La notion de jeu renvoie sans doute, là encore, à la légèreté à laquelle est associée toute activité ludique, mais aussi à d'autres attributs : l'existence de règles que l'on se fixe, fussent-elles simples (à l'image de celles qui président à la réalisation de Ranger les photos) ; l'assemblage de divers éléments qui permet d’atteindre la finalité du jeu (à l'image des lettres d’un jeu de scrabble qui composent le générique de fin) ; la médiation de la parole, enfin, par laquelle le jeu devient récit. La parole en effet irrigue le film dans ses différentes manifestations, entre commentaires de l'album photos feuilleté, remémorations des événements dont les clichés constituent la trace, et narration fragmentaire d'un parcours à la fois intime et professionnel, dans lequel la pratique cinématographique aspire à rejoindre la pratique photographique.

 

Méditant sur son métier d'écrivain, qui le conduit à nourrir ses fictions de ses propres expériences vécues, Mario Vargas Llosa s'interroge : “Qu'y a-t-il derrière cette incessante transmutation de la réalité en récit ? Est-ce la volonté de sauver du temps dévorant certaines expériences qui me sont chères ?” 5 Fabriquer un album photographique est une autre manière de bâtir un récit contre l'oubli. Toutefois, il n'est pas rare qu'une fois achevé, on l'oublie sur une étagère ou dans un carton et qu’on le redécouvre plus tard. Ranger les photos a été tourné en 1998, à l'occasion de la redécouverte par Dominique Cabrera d'un de ses albums photos, pour être oublié à son tour par ses auteurs et refaire surface onze ans plus tard : tout se passe décidément comme si ce film était parvenu à rejoindre la photographie.

 

Eric Briat, décembre 2012.

 

 

Nora Mathys, La photographie privée : une source pour l’histoire de la culture visuelle, intervention présentée dans le cadre du séminaire Les images entre histoire et mémoire, EHESS – INHA, 31 janvier 2008.

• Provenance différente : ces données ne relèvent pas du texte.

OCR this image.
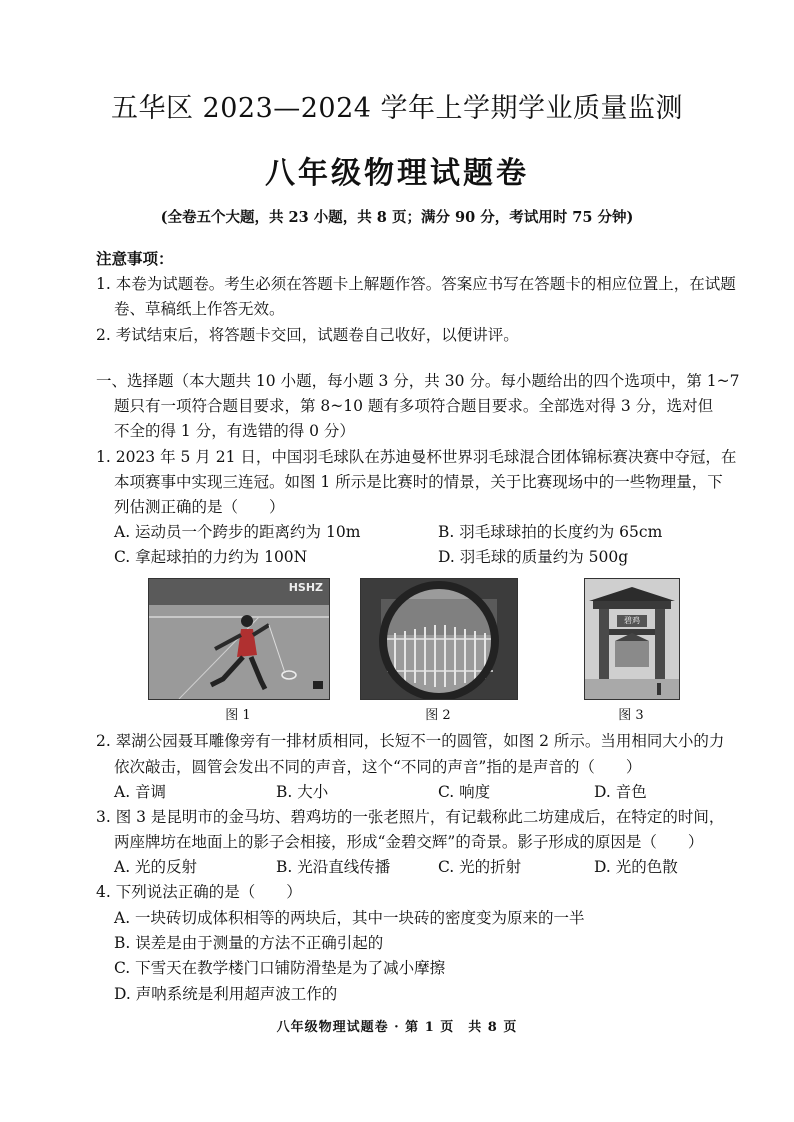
五华区 2023—2024 学年上学期学业质量监测
八年级物理试题卷
(全卷五个大题，共 23 小题，共 8 页；满分 90 分，考试用时 75 分钟)
注意事项：
1. 本卷为试题卷。考生必须在答题卡上解题作答。答案应书写在答题卡的相应位置上，在试题
卷、草稿纸上作答无效。
2. 考试结束后，将答题卡交回，试题卷自己收好，以便讲评。
一、选择题（本大题共 10 小题，每小题 3 分，共 30 分。每小题给出的四个选项中，第 1~7
题只有一项符合题目要求，第 8~10 题有多项符合题目要求。全部选对得 3 分，选对但
不全的得 1 分，有选错的得 0 分）
1. 2023 年 5 月 21 日，中国羽毛球队在苏迪曼杯世界羽毛球混合团体锦标赛决赛中夺冠，在
本项赛事中实现三连冠。如图 1 所示是比赛时的情景，关于比赛现场中的一些物理量，下
列估测正确的是（　　）
A. 运动员一个跨步的距离约为 10m	B. 羽毛球球拍的长度约为 65cm
C. 拿起球拍的力约为 100N	D. 羽毛球的质量约为 500g
HSHZ
图 1	图 2
碧鸡
图 3
2. 翠湖公园聂耳雕像旁有一排材质相同，长短不一的圆管，如图 2 所示。当用相同大小的力
依次敲击，圆管会发出不同的声音，这个“不同的声音”指的是声音的（　　）
A. 音调	B. 大小	C. 响度	D. 音色
3. 图 3 是昆明市的金马坊、碧鸡坊的一张老照片，有记载称此二坊建成后，在特定的时间，
两座牌坊在地面上的影子会相接，形成“金碧交辉”的奇景。影子形成的原因是（　　）
A. 光的反射	B. 光沿直线传播	C. 光的折射	D. 光的色散
4. 下列说法正确的是（　　）
A. 一块砖切成体积相等的两块后，其中一块砖的密度变为原来的一半
B. 误差是由于测量的方法不正确引起的
C. 下雪天在教学楼门口铺防滑垫是为了减小摩擦
D. 声呐系统是利用超声波工作的
八年级物理试题卷 · 第 1 页　共 8 页
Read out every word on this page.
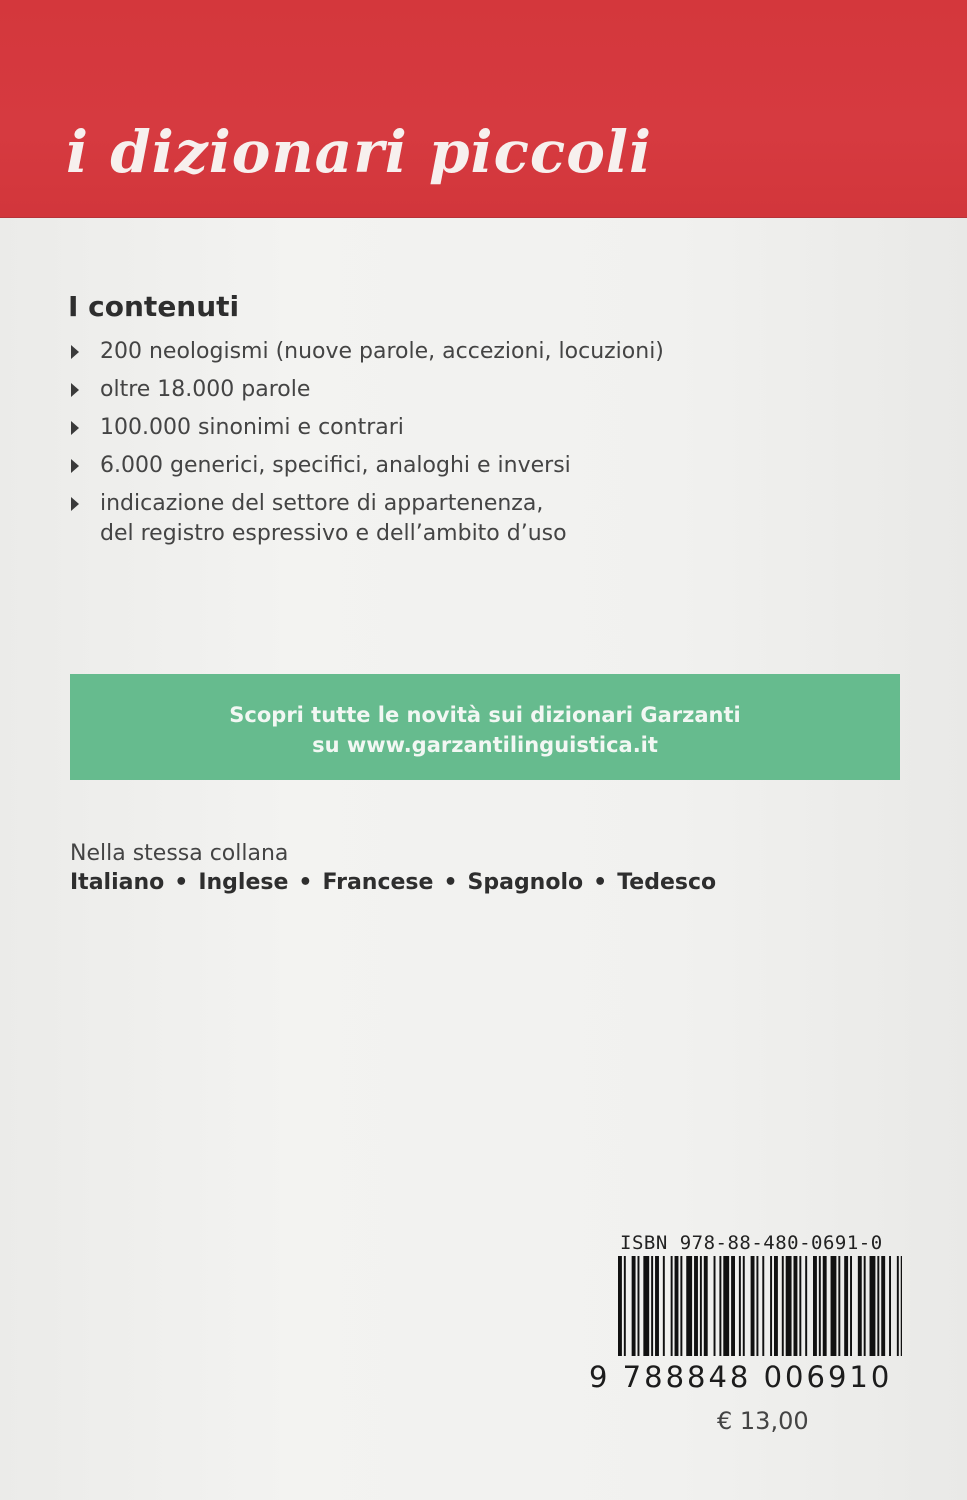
i dizionari piccoli
I contenuti
200 neologismi (nuove parole, accezioni, locuzioni)
oltre 18.000 parole
100.000 sinonimi e contrari
6.000 generici, specifici, analoghi e inversi
indicazione del settore di appartenenza,
del registro espressivo e dell’ambito d’uso
Scopri tutte le novità sui dizionari Garzanti
su www.garzantilinguistica.it
Nella stessa collana
Italiano • Inglese • Francese • Spagnolo • Tedesco
ISBN 978-88-480-0691-0
9 788848 006910
€ 13,00
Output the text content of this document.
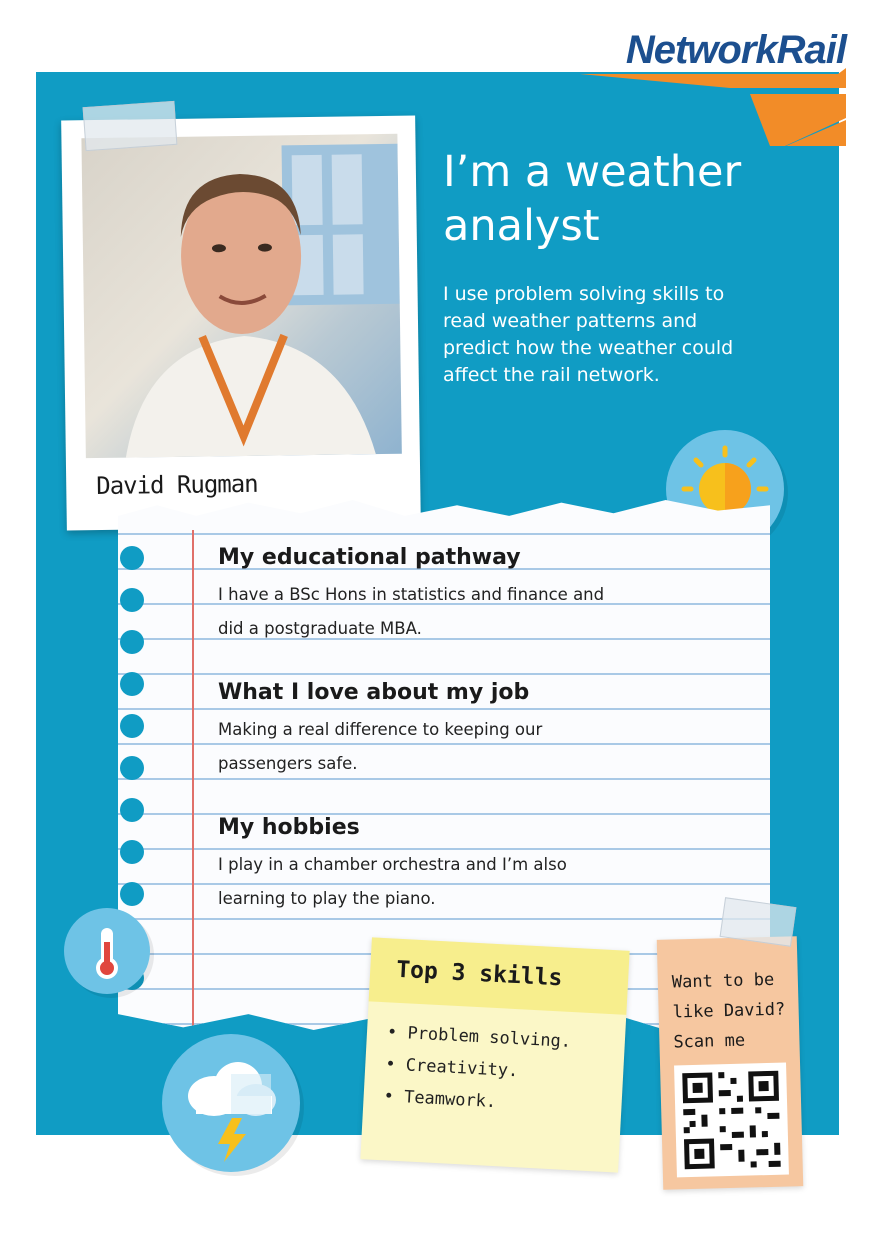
NetworkRail
David Rugman
I’m a weather
analyst
I use problem solving skills to
read weather patterns and
predict how the weather could
affect the rail network.
My educational pathway
I have a BSc Hons in statistics and finance and
did a postgraduate MBA.
What I love about my job
Making a real difference to keeping our
passengers safe.
My hobbies
I play in a chamber orchestra and I’m also
learning to play the piano.
Top 3 skills
• Problem solving.
• Creativity.
• Teamwork.
Want to be
like David?
Scan me
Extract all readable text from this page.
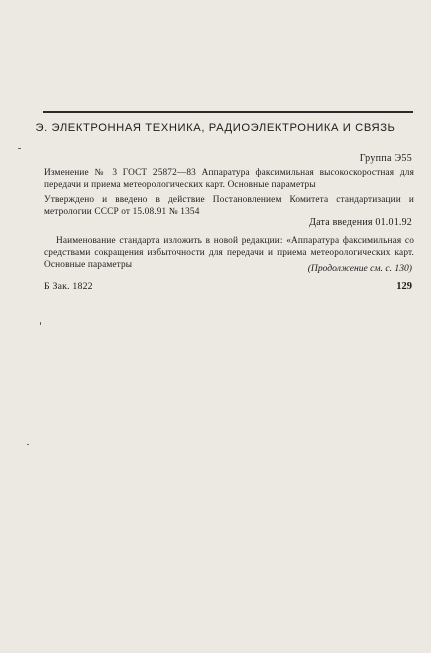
Э. ЭЛЕКТРОННАЯ ТЕХНИКА, РАДИОЭЛЕКТРОНИКА И СВЯЗЬ
Группа Э55
Изменение № 3 ГОСТ 25872—83 Аппаратура факсимильная высокоскоростная для передачи и приема метеорологических карт. Основные параметры
Утверждено и введено в действие Постановлением Комитета стандартизации и метрологии СССР от 15.08.91 № 1354
Дата введения 01.01.92
Наименование стандарта изложить в новой редакции: «Аппаратура факсимильная со средствами сокращения избыточности для передачи и приема метеорологических карт. Основные параметры	(Продолжение см. с. 130)
Б Зак. 1822	129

2 Pierre Bourdieu (dir.), Robert Castel (dir.), Luc Boltanski et Jean-Claude Chamboredon (préf. Philippe de Vendeuvre), Un art moyen – Essai sur les usages sociaux de la photographie, Paris, éd. de Minuit, coll. Le sens commun, 1965.

Howard S. Becker, Sociologie visuelle, photographie documentaire et photojournalisme : tout (ou presque) est affaire de contextein Communications, 71, 2001. pp. 333-351.

4 “Une règle : douze plans, avec fondu à l’ouverture et fondu à la fermeture. Le film sera la bande tournée ce jour-là. Sans s’arrêter. Sans revenir en arrière.”

Mario Vargas Llosa, Le pays aux mille visagesin De sabres et d’utopies, Gallimard, Paris, 2011, p. 46.